Let's say, strictly hypothetically, that I was producing a television series about an FBI agent who was tasked with investigating weird scientific occurrences. Let's further state that my show was airing on a network which for nine seasons had a different series that featured an FBI investigating tasking with weird scientific occurrences. Now, if I wanted my show to be seen as different from the other show, if I didn't want to have my show seen as the poor step-child of the other series (which is widely recognized as one of the best Sci-Fi shows of all time), I don't know that I would have filmed the episode of Fringe that was on last night.
Back in 1993, in their third episode ever, The X-Files introduced a serial killer known as Eugene Victor Tooms (affectionately known to many as "The Liver Man"). In order to survive, Tooms (who was born in 1903) had to eat people's livers every 30 years or so. Hey, it's just who he was. It kept him alive (and is similar to an episode of Kolchak: The Night Stalker where a killer needed blood to stay alive). It was a fantastic episode, truly a highlight of the series, and the character actually reappeared later in the season.

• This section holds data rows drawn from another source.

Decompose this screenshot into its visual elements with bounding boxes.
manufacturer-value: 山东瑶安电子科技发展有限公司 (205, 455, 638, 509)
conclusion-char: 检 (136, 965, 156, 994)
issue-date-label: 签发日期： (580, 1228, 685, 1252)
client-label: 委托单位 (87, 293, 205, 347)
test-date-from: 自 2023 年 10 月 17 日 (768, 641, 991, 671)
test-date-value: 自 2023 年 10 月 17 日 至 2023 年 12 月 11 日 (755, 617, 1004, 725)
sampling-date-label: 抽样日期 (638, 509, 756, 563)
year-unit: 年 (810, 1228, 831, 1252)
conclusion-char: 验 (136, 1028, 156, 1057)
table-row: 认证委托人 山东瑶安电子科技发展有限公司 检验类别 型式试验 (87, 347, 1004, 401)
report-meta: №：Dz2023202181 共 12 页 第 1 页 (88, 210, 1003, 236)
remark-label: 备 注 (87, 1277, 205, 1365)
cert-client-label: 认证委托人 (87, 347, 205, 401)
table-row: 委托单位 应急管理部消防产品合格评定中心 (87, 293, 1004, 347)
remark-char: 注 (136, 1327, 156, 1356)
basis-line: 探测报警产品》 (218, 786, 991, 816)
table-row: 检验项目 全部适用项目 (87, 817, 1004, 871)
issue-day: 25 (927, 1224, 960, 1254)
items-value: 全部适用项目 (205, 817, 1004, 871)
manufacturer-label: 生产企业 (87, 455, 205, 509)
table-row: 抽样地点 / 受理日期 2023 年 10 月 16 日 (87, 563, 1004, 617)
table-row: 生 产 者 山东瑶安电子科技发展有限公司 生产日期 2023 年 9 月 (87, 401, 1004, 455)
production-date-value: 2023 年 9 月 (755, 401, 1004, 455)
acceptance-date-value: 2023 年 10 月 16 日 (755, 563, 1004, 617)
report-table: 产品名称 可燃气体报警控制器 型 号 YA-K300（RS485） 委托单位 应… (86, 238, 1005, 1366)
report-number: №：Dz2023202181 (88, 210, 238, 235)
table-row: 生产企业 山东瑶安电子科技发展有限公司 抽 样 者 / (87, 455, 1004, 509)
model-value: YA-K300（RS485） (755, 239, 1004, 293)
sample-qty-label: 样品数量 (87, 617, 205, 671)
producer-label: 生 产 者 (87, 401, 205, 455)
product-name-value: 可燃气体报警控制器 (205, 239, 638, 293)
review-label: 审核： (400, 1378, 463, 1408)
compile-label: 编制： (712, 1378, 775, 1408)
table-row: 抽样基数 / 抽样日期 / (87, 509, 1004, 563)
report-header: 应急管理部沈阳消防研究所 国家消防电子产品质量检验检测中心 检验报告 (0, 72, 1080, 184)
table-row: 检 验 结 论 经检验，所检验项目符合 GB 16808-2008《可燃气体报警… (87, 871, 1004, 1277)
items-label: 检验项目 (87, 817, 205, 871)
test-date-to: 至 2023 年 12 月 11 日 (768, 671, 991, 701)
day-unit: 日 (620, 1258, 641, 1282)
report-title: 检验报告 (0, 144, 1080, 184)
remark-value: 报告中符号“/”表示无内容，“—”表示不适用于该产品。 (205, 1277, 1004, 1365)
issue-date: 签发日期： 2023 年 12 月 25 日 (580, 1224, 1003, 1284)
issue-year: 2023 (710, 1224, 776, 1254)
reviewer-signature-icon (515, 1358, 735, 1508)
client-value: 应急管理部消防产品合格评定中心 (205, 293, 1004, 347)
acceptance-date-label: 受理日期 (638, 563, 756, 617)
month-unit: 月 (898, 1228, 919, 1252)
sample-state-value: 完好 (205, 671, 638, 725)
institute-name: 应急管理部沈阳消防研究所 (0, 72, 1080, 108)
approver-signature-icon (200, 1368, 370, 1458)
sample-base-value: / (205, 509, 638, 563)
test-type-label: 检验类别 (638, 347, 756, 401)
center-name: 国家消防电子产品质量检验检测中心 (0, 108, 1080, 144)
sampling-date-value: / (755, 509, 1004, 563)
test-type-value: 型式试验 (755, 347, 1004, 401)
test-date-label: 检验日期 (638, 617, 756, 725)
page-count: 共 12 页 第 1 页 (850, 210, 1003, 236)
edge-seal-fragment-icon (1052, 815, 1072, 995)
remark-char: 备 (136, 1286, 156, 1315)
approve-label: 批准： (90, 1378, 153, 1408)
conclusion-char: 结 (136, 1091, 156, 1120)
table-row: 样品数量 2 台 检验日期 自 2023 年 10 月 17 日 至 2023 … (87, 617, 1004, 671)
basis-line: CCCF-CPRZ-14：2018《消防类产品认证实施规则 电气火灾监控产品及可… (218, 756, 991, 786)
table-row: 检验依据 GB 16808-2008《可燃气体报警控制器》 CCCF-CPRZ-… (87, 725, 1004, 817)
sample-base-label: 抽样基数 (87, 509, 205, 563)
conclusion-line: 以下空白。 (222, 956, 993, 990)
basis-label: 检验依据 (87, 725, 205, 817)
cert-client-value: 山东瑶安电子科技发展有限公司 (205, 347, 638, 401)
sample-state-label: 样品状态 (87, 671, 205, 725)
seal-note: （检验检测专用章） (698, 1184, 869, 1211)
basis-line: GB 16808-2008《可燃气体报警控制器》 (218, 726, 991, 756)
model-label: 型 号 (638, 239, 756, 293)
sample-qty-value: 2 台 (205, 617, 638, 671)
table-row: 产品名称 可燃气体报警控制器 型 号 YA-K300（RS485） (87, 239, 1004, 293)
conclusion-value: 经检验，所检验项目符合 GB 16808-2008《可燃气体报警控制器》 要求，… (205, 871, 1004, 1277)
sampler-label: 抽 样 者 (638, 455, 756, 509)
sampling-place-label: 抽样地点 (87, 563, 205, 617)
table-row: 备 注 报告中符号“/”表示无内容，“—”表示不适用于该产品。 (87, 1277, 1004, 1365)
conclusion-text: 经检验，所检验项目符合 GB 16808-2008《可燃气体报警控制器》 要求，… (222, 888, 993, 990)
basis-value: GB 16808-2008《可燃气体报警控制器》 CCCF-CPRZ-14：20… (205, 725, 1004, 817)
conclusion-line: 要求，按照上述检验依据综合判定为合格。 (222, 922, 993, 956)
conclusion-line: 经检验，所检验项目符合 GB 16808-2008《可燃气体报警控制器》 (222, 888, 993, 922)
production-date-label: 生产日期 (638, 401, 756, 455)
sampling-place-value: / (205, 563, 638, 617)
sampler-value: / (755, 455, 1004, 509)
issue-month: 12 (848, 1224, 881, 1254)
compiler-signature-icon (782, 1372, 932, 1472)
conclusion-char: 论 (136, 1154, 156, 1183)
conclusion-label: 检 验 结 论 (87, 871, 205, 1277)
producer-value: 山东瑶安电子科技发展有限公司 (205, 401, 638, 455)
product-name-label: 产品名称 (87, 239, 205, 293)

Flash forward to last night's Fringe, only the series' second episode and where a serial killer needs to take people's pituitary glands out and eat them in order to stay young. Sure, maybe the killer's origin was different on Fringe, and the length of time he could go without killing was certainly shorter, and they might have been thinking back to the Kolchak episode, but it still seems like a bad idea for their second episode.
If I wanted to differentiate myself from a different, hugely popular show, if I didn't want people to have to keep drawing parallels between my series and The X-Files I wouldn't mimic (whether intentional or not), one of the most famous episodes of The X-Files. There have to be people sitting in the writer's room at Fringe or working on the show for FOX that have a vague recollection of The X-Files and they should have made them do something different in their second episode.
Don't get me wrong, after being disappointed with the series premiere, I went into last night's episode of Fringe with severely diminished expectations and ended up really liking the episode, but it was impossible to watch and not think X-Files. I simply don't understand why Fringe would want to draw that allusion… again. It doesn't make Fringe feel like a revamped or reimagined or reenvisioned X-Files, it makes the show feel like a retread X-Files.
If an oldish guy shows up in the secret evil corporate entity meetings next week speaking in hushed tones and with a cigarette hanging from his mouth I'm only going to be more upset about the whole thing. It also won't help if we learn that Olivia has a long-lost sibling who mysteriously disappeared.
Fringe doesn't have to be like The X-Files. There is enough new there that it could, successfully, carve out a wholly different identity for itself. It could create a new mythology and a new dynamic amongst the characters. Tweaking old serial killers from The X-Files really isn't the way to go about it though. I half expected Mulder to show up last night and reference the Tooms case to point Olivia in the right direction.
That can't be what the producer of Fringe want. It just can't. Can it?